It is the GM's job to decide the fiction. Players can prompt this, but the GM is the final arbiter.
For example, if the GM says, "The ruler of Neverwinter is Lord Baadguey the Viileen," then the players might say, "Hang on, the SCAG says it is Dagult Neverember." but the GM has the right (the mandate? the prerogative?) to say, "I know, but in this game its Baadguey."
When the players are disagreeing with that, they are, to put it bluntly, wrong.
Player: I talk to Lord Neverember.
GM: No, it's Lord Baadguey.
Player: No, it's Lord Neverember. Also, he's a Harper so I show my Harper pin so he has to grant my request.
GM: No, he doesn't.
Player: This is unfair! How come you never let me use my character's abilities!?

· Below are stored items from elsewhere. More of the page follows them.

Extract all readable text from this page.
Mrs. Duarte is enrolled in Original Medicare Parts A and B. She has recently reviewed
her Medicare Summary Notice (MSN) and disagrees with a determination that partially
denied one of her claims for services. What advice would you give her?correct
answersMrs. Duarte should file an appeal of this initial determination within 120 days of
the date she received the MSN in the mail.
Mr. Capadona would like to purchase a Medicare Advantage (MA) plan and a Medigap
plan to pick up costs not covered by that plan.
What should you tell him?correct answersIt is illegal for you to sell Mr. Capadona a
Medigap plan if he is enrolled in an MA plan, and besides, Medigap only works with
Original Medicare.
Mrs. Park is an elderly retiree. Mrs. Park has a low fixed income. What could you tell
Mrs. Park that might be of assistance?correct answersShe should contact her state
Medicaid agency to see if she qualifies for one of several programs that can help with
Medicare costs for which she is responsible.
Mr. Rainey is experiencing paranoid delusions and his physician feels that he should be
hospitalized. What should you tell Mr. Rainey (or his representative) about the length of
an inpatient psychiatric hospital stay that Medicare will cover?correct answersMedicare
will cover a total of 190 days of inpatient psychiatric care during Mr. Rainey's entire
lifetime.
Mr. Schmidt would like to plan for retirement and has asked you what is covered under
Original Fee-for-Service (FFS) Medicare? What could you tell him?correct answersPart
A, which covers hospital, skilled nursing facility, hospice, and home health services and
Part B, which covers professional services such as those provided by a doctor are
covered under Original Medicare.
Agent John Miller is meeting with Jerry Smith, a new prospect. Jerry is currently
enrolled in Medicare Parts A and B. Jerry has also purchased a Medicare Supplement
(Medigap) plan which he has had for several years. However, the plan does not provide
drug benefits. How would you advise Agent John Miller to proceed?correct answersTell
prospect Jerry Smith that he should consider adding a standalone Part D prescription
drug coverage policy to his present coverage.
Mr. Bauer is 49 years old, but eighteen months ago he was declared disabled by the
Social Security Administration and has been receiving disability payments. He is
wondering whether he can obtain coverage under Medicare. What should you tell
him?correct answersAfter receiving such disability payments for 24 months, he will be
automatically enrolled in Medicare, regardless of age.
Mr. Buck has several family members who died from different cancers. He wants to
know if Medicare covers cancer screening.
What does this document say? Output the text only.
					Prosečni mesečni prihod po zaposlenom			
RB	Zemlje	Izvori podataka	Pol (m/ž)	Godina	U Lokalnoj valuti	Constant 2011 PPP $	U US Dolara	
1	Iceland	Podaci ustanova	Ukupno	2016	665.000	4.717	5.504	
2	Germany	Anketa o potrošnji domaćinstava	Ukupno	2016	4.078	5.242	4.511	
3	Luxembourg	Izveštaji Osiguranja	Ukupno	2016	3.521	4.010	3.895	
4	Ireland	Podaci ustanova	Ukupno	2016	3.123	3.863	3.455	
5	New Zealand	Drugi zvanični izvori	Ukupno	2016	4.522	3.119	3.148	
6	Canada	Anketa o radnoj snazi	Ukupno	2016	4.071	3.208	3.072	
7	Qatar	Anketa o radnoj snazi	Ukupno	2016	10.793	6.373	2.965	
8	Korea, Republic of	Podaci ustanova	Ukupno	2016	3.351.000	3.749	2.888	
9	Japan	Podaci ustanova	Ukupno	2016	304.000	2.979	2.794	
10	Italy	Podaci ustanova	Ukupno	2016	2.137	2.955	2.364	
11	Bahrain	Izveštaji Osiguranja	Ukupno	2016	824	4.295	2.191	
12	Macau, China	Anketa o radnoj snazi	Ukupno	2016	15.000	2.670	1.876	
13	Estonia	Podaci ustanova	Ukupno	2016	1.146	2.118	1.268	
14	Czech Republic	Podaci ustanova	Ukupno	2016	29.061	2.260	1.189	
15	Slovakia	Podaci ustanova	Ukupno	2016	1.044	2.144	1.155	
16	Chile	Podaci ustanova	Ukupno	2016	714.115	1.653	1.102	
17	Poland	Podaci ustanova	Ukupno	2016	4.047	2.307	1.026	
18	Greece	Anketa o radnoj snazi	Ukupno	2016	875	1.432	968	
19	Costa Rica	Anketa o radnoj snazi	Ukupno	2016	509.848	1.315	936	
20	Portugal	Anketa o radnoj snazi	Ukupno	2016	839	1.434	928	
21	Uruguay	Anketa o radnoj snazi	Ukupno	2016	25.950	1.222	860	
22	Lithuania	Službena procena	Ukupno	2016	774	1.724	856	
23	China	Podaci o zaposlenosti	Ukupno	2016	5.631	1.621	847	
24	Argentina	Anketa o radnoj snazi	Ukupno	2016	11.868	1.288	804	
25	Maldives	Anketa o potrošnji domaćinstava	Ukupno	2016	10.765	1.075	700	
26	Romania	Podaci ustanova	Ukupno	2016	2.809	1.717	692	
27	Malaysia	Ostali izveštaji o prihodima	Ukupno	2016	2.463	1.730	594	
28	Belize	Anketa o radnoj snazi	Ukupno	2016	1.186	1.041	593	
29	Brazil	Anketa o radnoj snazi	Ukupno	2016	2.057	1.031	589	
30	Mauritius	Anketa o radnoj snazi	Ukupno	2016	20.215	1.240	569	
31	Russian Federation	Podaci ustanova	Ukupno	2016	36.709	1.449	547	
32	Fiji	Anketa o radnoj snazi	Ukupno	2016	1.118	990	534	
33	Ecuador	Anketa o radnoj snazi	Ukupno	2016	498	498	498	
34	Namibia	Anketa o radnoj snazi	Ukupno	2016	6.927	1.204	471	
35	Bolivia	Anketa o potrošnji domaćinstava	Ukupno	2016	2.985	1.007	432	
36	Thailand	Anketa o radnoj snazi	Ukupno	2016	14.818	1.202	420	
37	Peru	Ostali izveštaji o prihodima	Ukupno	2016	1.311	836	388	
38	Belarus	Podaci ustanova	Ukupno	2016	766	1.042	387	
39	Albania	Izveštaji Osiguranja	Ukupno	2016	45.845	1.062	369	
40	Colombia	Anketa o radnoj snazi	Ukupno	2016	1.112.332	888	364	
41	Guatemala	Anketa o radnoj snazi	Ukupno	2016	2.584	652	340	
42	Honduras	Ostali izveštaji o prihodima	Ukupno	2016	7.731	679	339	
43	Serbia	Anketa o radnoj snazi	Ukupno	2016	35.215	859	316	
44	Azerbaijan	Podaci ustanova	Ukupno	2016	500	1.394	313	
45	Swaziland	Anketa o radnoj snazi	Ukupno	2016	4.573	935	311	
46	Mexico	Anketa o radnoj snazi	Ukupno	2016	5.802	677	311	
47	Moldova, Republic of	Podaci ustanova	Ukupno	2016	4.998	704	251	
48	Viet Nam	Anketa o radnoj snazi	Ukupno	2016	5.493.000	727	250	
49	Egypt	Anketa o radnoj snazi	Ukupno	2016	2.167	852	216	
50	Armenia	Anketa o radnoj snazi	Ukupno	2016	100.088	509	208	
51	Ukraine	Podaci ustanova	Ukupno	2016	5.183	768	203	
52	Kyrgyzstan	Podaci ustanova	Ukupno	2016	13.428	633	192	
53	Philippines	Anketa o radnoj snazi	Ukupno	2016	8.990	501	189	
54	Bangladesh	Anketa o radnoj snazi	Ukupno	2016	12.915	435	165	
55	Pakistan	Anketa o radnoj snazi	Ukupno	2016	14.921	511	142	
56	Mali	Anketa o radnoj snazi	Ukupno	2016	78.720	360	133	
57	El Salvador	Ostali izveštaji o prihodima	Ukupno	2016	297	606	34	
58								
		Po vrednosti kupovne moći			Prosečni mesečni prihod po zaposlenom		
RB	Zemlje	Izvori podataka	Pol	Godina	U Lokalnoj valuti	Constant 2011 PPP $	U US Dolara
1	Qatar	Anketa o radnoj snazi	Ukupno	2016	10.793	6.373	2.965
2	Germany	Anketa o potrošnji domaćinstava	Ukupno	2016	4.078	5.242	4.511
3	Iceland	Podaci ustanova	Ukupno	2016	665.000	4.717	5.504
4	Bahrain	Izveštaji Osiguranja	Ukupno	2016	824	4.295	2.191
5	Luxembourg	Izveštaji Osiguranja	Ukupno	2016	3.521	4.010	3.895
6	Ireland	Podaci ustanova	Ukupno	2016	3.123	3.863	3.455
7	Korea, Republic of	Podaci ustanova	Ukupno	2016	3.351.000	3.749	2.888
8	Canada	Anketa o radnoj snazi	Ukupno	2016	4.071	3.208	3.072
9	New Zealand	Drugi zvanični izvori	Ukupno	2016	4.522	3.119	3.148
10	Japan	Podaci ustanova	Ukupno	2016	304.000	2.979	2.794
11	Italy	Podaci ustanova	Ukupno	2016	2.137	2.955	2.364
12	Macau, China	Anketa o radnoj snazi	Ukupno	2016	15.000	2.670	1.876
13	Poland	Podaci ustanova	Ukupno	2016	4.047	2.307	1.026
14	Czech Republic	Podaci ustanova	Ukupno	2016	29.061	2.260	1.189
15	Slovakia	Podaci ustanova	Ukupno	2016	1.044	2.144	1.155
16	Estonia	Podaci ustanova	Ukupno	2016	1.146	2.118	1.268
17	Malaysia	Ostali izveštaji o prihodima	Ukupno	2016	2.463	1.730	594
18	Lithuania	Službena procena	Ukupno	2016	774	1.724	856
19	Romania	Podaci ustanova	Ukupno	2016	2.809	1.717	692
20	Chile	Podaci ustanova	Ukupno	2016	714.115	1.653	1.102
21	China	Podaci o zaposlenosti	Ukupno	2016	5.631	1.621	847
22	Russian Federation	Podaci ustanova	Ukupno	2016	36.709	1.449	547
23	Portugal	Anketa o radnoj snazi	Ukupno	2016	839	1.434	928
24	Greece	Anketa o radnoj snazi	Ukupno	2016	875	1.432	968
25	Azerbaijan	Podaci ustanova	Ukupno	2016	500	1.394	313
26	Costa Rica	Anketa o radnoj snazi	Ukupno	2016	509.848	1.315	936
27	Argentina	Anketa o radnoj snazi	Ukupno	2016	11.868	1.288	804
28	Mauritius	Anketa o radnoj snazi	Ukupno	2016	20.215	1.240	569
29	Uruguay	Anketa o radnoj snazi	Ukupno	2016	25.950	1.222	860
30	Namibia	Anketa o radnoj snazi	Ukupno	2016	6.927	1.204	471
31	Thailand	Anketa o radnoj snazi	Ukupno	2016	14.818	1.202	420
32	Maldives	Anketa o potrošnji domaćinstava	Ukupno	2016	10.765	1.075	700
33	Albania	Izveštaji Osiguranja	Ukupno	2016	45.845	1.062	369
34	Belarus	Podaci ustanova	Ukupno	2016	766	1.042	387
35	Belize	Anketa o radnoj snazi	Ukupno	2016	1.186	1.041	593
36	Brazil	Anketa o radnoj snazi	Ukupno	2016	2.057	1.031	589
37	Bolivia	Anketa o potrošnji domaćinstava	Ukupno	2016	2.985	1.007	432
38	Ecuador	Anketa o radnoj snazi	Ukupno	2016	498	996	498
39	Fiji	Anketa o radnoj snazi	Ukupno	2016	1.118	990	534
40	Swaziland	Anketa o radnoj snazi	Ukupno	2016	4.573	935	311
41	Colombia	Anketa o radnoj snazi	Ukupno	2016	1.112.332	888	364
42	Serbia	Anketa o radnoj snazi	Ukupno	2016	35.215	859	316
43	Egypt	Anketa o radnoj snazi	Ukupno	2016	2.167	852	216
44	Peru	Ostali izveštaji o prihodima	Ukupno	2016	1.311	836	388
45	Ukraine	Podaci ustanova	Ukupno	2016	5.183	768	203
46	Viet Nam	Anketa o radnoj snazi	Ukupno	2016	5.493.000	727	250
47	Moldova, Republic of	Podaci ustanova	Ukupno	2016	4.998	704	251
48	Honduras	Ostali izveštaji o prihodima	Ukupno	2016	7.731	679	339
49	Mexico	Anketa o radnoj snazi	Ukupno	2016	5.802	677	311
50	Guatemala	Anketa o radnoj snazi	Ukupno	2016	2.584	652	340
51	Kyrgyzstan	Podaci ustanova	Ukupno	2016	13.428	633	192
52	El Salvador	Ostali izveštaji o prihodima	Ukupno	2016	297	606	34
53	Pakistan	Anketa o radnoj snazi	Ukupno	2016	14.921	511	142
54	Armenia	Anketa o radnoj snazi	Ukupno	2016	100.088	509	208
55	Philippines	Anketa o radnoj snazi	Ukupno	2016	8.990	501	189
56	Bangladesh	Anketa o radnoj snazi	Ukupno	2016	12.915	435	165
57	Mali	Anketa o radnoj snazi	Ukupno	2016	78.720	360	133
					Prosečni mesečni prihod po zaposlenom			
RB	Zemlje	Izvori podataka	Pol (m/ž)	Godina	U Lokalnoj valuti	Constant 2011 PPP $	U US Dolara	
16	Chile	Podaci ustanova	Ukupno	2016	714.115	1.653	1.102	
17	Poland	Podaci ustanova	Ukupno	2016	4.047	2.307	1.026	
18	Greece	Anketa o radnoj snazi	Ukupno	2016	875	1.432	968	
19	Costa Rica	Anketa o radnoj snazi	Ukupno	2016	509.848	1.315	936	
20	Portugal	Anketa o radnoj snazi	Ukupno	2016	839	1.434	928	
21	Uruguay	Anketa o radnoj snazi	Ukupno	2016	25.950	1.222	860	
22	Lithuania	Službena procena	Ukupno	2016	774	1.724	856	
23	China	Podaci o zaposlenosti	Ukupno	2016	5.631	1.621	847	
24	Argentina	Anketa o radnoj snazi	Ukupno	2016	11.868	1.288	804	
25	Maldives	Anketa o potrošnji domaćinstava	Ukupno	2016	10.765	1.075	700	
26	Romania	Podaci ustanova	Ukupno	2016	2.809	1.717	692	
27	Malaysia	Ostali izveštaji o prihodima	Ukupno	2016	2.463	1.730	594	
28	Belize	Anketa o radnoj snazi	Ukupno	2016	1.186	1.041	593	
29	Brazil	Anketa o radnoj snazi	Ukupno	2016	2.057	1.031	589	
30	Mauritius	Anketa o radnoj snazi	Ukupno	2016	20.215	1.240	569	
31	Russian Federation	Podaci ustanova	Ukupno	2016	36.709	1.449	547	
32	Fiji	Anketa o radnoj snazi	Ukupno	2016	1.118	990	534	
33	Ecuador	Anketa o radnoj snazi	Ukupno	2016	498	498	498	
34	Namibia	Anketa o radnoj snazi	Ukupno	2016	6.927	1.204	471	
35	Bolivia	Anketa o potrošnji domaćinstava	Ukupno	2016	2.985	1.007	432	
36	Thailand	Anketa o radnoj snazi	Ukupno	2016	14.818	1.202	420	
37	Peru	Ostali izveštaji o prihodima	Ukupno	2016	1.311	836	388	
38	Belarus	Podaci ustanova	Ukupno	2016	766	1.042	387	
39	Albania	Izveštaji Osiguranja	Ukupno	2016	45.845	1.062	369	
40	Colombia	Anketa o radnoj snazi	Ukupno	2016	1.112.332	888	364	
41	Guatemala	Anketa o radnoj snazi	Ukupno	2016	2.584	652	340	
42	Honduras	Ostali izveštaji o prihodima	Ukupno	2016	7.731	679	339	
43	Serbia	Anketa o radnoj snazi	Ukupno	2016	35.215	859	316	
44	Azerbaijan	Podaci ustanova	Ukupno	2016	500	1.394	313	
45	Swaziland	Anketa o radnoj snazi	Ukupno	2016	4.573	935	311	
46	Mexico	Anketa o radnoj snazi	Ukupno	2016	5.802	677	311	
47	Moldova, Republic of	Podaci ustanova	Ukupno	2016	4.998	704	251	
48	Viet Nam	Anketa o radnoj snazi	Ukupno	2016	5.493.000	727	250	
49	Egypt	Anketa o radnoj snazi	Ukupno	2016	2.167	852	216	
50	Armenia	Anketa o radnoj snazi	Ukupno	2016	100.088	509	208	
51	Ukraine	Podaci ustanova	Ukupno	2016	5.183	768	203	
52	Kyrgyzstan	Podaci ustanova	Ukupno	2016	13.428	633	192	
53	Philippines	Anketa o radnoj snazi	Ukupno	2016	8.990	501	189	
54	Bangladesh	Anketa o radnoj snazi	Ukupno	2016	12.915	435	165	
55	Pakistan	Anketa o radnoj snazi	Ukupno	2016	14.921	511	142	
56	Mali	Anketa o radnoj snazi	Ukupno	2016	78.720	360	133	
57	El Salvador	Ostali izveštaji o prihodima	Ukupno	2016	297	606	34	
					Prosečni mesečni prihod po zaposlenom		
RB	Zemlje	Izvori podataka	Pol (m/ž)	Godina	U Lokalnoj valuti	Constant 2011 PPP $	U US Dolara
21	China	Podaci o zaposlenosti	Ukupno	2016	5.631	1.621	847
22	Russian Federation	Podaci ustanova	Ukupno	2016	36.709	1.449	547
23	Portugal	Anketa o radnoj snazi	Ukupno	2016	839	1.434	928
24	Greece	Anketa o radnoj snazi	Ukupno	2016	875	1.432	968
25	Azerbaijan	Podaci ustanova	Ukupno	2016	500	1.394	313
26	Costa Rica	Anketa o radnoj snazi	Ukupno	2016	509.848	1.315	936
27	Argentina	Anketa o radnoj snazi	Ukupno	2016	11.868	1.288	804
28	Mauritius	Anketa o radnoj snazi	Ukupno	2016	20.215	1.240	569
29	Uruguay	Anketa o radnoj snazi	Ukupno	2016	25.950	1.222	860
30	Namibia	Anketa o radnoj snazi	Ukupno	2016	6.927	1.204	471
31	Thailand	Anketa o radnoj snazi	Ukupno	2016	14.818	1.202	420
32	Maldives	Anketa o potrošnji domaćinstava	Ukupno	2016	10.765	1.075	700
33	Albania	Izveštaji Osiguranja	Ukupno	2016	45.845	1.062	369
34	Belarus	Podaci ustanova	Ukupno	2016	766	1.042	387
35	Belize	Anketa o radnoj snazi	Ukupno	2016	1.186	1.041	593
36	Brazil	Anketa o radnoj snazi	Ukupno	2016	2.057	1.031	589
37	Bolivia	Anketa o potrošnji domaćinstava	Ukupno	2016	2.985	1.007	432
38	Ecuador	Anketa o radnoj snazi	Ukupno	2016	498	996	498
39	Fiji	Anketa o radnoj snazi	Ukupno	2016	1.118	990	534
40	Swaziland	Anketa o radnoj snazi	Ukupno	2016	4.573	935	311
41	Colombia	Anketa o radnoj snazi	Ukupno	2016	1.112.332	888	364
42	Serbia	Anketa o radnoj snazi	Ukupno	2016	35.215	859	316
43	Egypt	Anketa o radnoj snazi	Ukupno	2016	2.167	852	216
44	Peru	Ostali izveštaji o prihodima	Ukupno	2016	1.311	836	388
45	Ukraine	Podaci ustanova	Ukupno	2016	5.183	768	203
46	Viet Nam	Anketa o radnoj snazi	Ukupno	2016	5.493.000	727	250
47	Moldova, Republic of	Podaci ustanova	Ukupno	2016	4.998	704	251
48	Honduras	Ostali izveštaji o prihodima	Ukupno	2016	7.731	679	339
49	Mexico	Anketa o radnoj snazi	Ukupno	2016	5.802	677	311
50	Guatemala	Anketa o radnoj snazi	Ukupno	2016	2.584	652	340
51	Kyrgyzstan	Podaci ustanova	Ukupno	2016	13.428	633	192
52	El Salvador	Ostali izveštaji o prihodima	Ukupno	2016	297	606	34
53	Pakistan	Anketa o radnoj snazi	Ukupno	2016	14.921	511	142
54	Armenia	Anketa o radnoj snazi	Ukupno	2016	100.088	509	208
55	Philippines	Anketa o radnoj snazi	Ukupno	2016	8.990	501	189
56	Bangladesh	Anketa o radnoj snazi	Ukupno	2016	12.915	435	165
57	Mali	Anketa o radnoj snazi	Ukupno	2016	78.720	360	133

Now, players can certainly misread and misunderstand the game world. In a game I am GMing right now, the players have completely ignored any evidence that their opponents are simply brainwashed peasants magically dominated by four evil bad guys™. This is not going to absolve them of the consequences of killing tens of basically-innocent farmers.
In my games, if the players say "No, he's right, maybe a bit rougher then we like, but lets go talk to and join him" then they are now the villains and the game ends, because I'm not interesting in GMing villain characters.
I also believe it is the DM's job to decide when and if the fiction overrides the rules.
For example, a player declares, "My character does X" and the GM responds, "X is impossible, you can't do it." The player complains, 'But don't I get to make a roll?" and the answer is, "No, you don't."
The game rules say that the players gets to roll a skill check but the fiction (the game world) overrides that because their desired action has zero chance of success. Or 100% chance of success, in which cas the GM says, 'You succeed."